The glaring mistakes associated with the Obamacare rollout will only make things harder for South Carolina democrats in 2014.
These missteps and the character issues now facing the White House can easily be seen as leverage for the state’s republicans, who already have a leg up with control of nearly all statewide offices.
President Obama admitted in a press conference last week that he and his administration had “fumbled” the health care law rollout. It’s now clear in the minds of the public, and hopefully the president, that the White House should have gotten this right from day one.
Consequently, it’s a low point for Obama’s legacy and one that comes at a critical point with the 2014 mid-term elections around the corner. Obama’s problems continue to be two-fold. First, he’s lost the trust of the majority of Americans. In a recent Quinnipiac poll, only 44 percent of the country views the president as honest and trustworthy. That’s down 10 points from Oct. 1 when 54 percent viewed him as such. Second, Americans are also undoubtedly questioning the White House’s competence to a greater extent. These concerns don’t appear to be going anyone any time soon.
Of course, politics is dynamic, and the prospects for democrats in South Carolina may be become brighter as Nov. 2014 draws closer.
Gov. Nikki Haley isn’t infallible and hasn’t been free of controversy during her time in office. Also, any major issue that crops up on the state level should hopefully trump national politics at the ballot box. However, the dynamics at the national level will have to change for state democrats to have a more favorable outlook. First and foremost, the federal health care website has to be fixed. With the resources available to correct the glitches, it seems likely that will happen. But even with a workable website, Obama has left a colossal mess for members of his own party.
Thirty-nine Congressional democrats have already jumped ship on the idea of Obamacare after supporting a new U.S. House bill aimed at aiding canceled policyholders. There has undoubtedly been a drop in public trust, and lawmakers in Washington are hearing that from their constituents.
Is it fair to attach that to Sen. Vincent Sheheen should he be the democratic pick for governor? No. However, he’s already opened the door to be portrayed a certain way by the State GOP after he came out in support of a temporary expansion of Medicaid.The chances are very high that Obama’s missteps will remain salient and in the public conscience by November 2014, and likely for years after. Consequently, some voters will continue to look at democrats in the state through the prism of the Obama administration.

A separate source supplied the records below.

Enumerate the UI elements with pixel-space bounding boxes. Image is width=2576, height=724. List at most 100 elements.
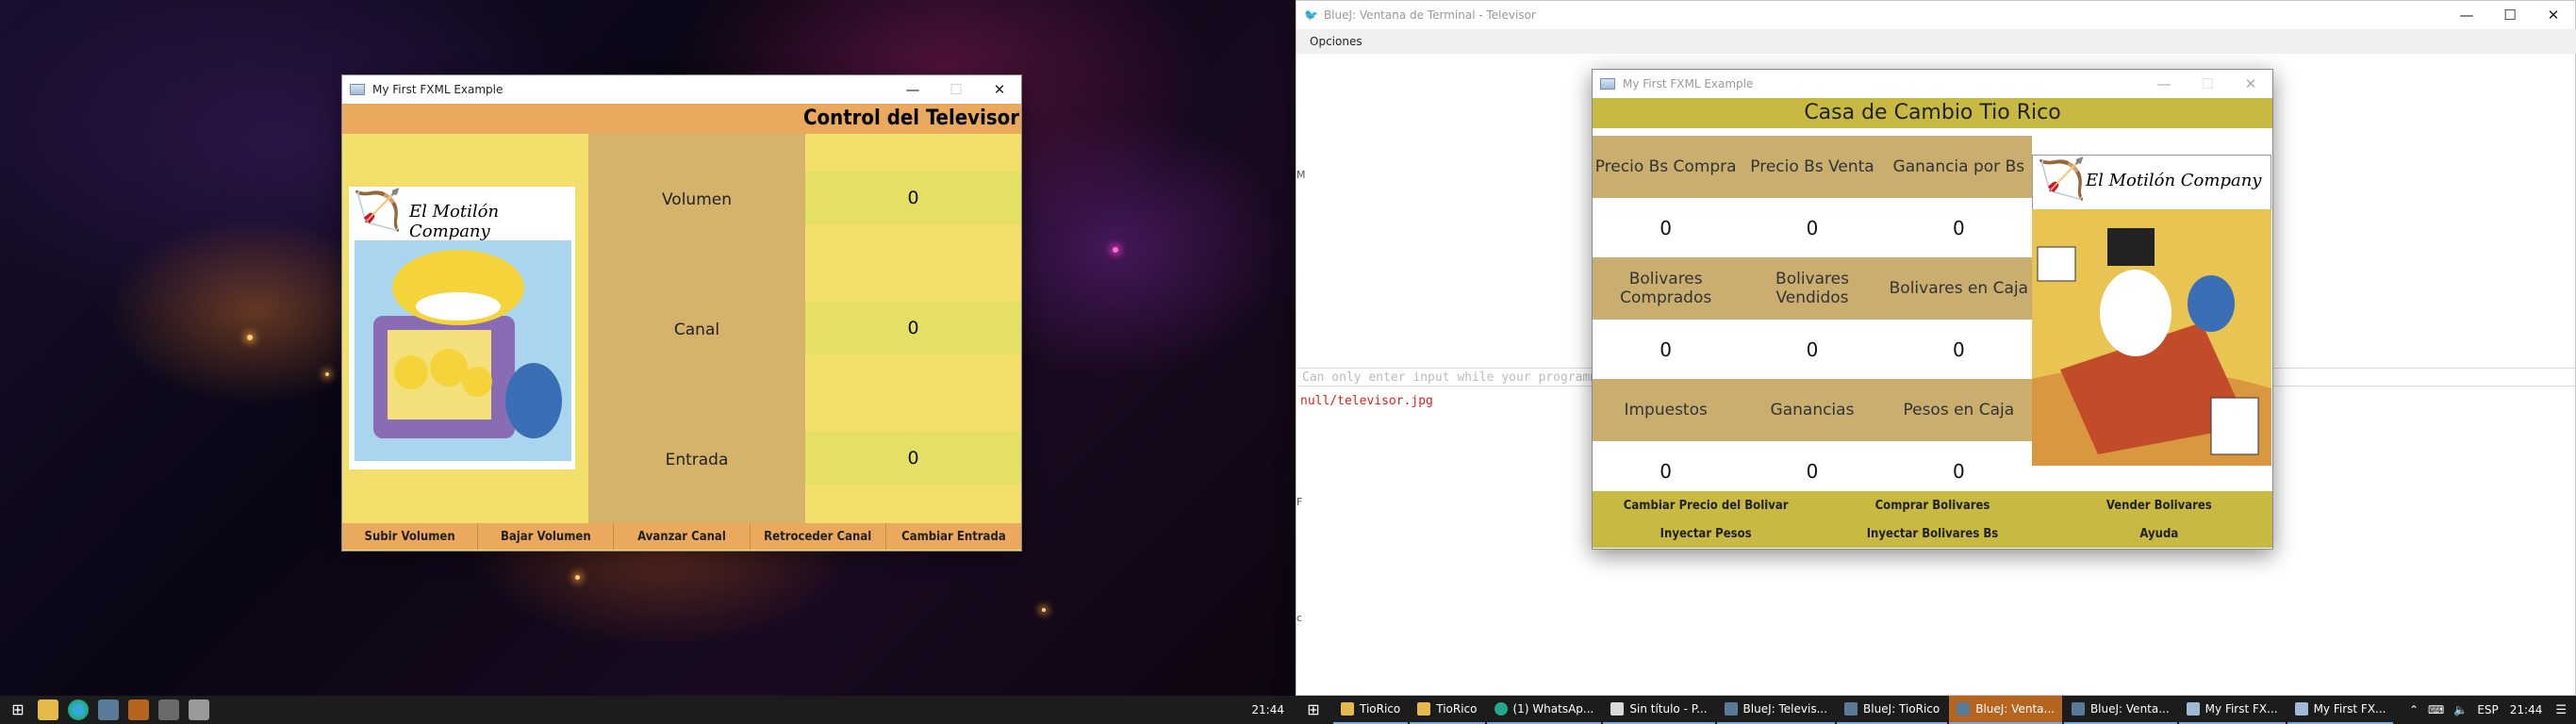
taskbar-item[interactable]: BlueJ: Televis... xyxy=(1716,696,1836,724)
row1-headers: Precio Bs Compra Precio Bs Venta Gananci… xyxy=(1593,136,2032,198)
close-button[interactable]: ✕ xyxy=(2532,1,2575,29)
tio-rico-window: My First FXML Example — ☐ ✕ Casa de Camb… xyxy=(1592,69,2273,550)
app-icon[interactable] xyxy=(98,699,119,720)
taskbar-item[interactable]: TioRico xyxy=(1410,696,1485,724)
bs-vendidos-label: Bolivares Vendidos xyxy=(1775,270,1849,307)
network-icon[interactable]: ⌨ xyxy=(2428,703,2444,716)
taskbar-item-label: BlueJ: Venta... xyxy=(1975,702,2055,716)
taskbar-item-label: BlueJ: Venta... xyxy=(2089,702,2170,716)
logo-text: El Motilón Company xyxy=(2086,171,2262,190)
volumen-value: 0 xyxy=(907,188,919,208)
menu-opciones[interactable]: Opciones xyxy=(1310,35,1362,48)
taskbar-item-label: My First FX... xyxy=(2313,702,2386,716)
taskbar-item[interactable]: (1) WhatsAp... xyxy=(1486,696,1602,724)
precio-compra-label: Precio Bs Compra xyxy=(1594,157,1737,176)
comprar-bolivares-button[interactable]: Comprar Bolivares xyxy=(1819,491,2045,519)
edge-char: F xyxy=(1296,496,1303,508)
tv-button-row: Subir Volumen Bajar Volumen Avanzar Cana… xyxy=(342,523,1021,550)
edge-icon[interactable] xyxy=(68,699,89,720)
logo-text: El Motilón Company xyxy=(409,202,500,241)
bajar-volumen-button[interactable]: Bajar Volumen xyxy=(478,523,615,550)
taskbar-item[interactable]: Sin título - P... xyxy=(1603,696,1715,724)
close-button[interactable]: ✕ xyxy=(978,75,1021,104)
cambiar-precio-button[interactable]: Cambiar Precio del Bolivar xyxy=(1593,491,1819,519)
row2-values: 0 0 0 xyxy=(1593,320,2032,379)
tv-titlebar[interactable]: My First FXML Example — ☐ ✕ xyxy=(342,75,1021,104)
java-app-icon[interactable] xyxy=(189,699,209,720)
notifications-icon[interactable]: ☰ xyxy=(2555,703,2567,717)
taskbar-item-active[interactable]: BlueJ: Venta... xyxy=(1949,696,2062,724)
inyectar-pesos-button[interactable]: Inyectar Pesos xyxy=(1593,519,1819,548)
vender-bolivares-button[interactable]: Vender Bolivares xyxy=(2046,491,2272,519)
clock[interactable]: 21:44 xyxy=(2510,703,2543,716)
bluej-icon xyxy=(1844,702,1858,716)
taskbar-left: ⊞ 21:44 xyxy=(0,696,1296,724)
minimize-button[interactable]: — xyxy=(891,75,934,104)
java-window-icon xyxy=(1600,78,1615,90)
avanzar-canal-button[interactable]: Avanzar Canal xyxy=(614,523,751,550)
canal-label: Canal xyxy=(673,321,720,339)
taskbar-item[interactable]: BlueJ: TioRico xyxy=(1837,696,1948,724)
taskbar-item-label: BlueJ: TioRico xyxy=(1863,702,1940,716)
close-button[interactable]: ✕ xyxy=(2229,70,2272,98)
row3-headers: Impuestos Ganancias Pesos en Caja xyxy=(1593,379,2032,441)
star xyxy=(325,372,329,376)
terminal-titlebar[interactable]: 🐦 BlueJ: Ventana de Terminal - Televisor… xyxy=(1296,1,2575,29)
subir-volumen-button[interactable]: Subir Volumen xyxy=(342,523,479,550)
row2-headers: Bolivares Comprados Bolivares Vendidos B… xyxy=(1593,257,2032,320)
tv-header: Control del Televisor xyxy=(342,104,1021,134)
precio-venta-value: 0 xyxy=(1806,216,1819,239)
taskbar-item[interactable]: My First FX... xyxy=(2178,696,2286,724)
tv-body: Control del Televisor 🏹 El Motilón Compa… xyxy=(342,104,1021,551)
ganancia-bs-label: Ganancia por Bs xyxy=(1892,157,2025,176)
retroceder-canal-button[interactable]: Retroceder Canal xyxy=(751,523,886,550)
windows-start-icon[interactable]: ⊞ xyxy=(1303,699,1324,720)
ganancias-label: Ganancias xyxy=(1770,401,1855,420)
taskbar-item-label: My First FX... xyxy=(2204,702,2278,716)
label-column: Volumen Canal Entrada xyxy=(588,134,805,523)
maximize-button[interactable]: ☐ xyxy=(2488,1,2532,29)
language-indicator[interactable]: ESP xyxy=(2477,703,2498,716)
folder-icon xyxy=(1417,702,1431,716)
folder-icon xyxy=(1341,702,1354,716)
bluej-icon xyxy=(2071,702,2085,716)
star xyxy=(1113,247,1118,253)
clock[interactable]: 21:44 xyxy=(1251,703,1284,716)
taskbar-item[interactable]: BlueJ: Venta... xyxy=(2063,696,2177,724)
archer-icon: 🏹 xyxy=(2037,156,2087,202)
ayuda-button[interactable]: Ayuda xyxy=(2046,519,2272,548)
edge-icon xyxy=(1494,702,1508,716)
maximize-button: ☐ xyxy=(2201,75,2214,92)
entrada-label: Entrada xyxy=(665,451,729,469)
bs-comprados-label: Bolivares Comprados xyxy=(1620,270,1712,307)
bluej-icon[interactable] xyxy=(128,699,149,720)
maximize-button: ☐ xyxy=(949,81,963,98)
file-explorer-icon[interactable] xyxy=(38,699,58,720)
volumen-label: Volumen xyxy=(661,190,732,209)
taskbar-item[interactable]: My First FX... xyxy=(2287,696,2394,724)
rico-titlebar[interactable]: My First FXML Example — ☐ ✕ xyxy=(1593,70,2272,98)
precio-compra-value: 0 xyxy=(1660,216,1673,239)
tray-chevron-icon[interactable]: ⌃ xyxy=(2409,703,2419,716)
minimize-button[interactable]: — xyxy=(2142,70,2186,98)
volume-icon[interactable]: 🔈 xyxy=(2453,703,2468,716)
entrada-value: 0 xyxy=(907,448,919,469)
bs-comprados-value: 0 xyxy=(1660,337,1673,361)
minimize-button[interactable]: — xyxy=(2445,1,2488,29)
taskbar-item-label: BlueJ: Televis... xyxy=(1742,702,1828,716)
cambiar-entrada-button[interactable]: Cambiar Entrada xyxy=(886,523,1021,550)
star xyxy=(247,335,253,340)
java-app-icon[interactable] xyxy=(158,699,179,720)
star xyxy=(575,575,580,580)
java-window-icon xyxy=(2294,702,2308,716)
taskbar-item[interactable]: TioRico xyxy=(1333,696,1409,724)
archer-icon: 🏹 xyxy=(353,187,403,233)
inyectar-bolivares-button[interactable]: Inyectar Bolivares Bs xyxy=(1819,519,2045,548)
value-column: 0 0 0 xyxy=(805,134,1021,523)
edge-char: M xyxy=(1296,169,1306,181)
rico-body: Casa de Cambio Tio Rico Precio Bs Compra… xyxy=(1593,98,2272,549)
rico-button-row-1: Cambiar Precio del Bolivar Comprar Boliv… xyxy=(1593,491,2272,519)
taskbar-right: ⊞ TioRico TioRico (1) WhatsAp... Sin tít… xyxy=(1296,696,2576,724)
bluej-icon xyxy=(1957,702,1971,716)
windows-start-icon[interactable]: ⊞ xyxy=(8,699,28,720)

The chances are very high that Obama’s missteps will remain salient and in the public conscience by November 2014, and likely for years after. Consequently, some voters will continue to look at democrats in the state through the prism of the Obama administration.
With such a political outlook, it will require a very nuanced approached for a democratic candidate to make any inroads in a statewide race in South Carolina.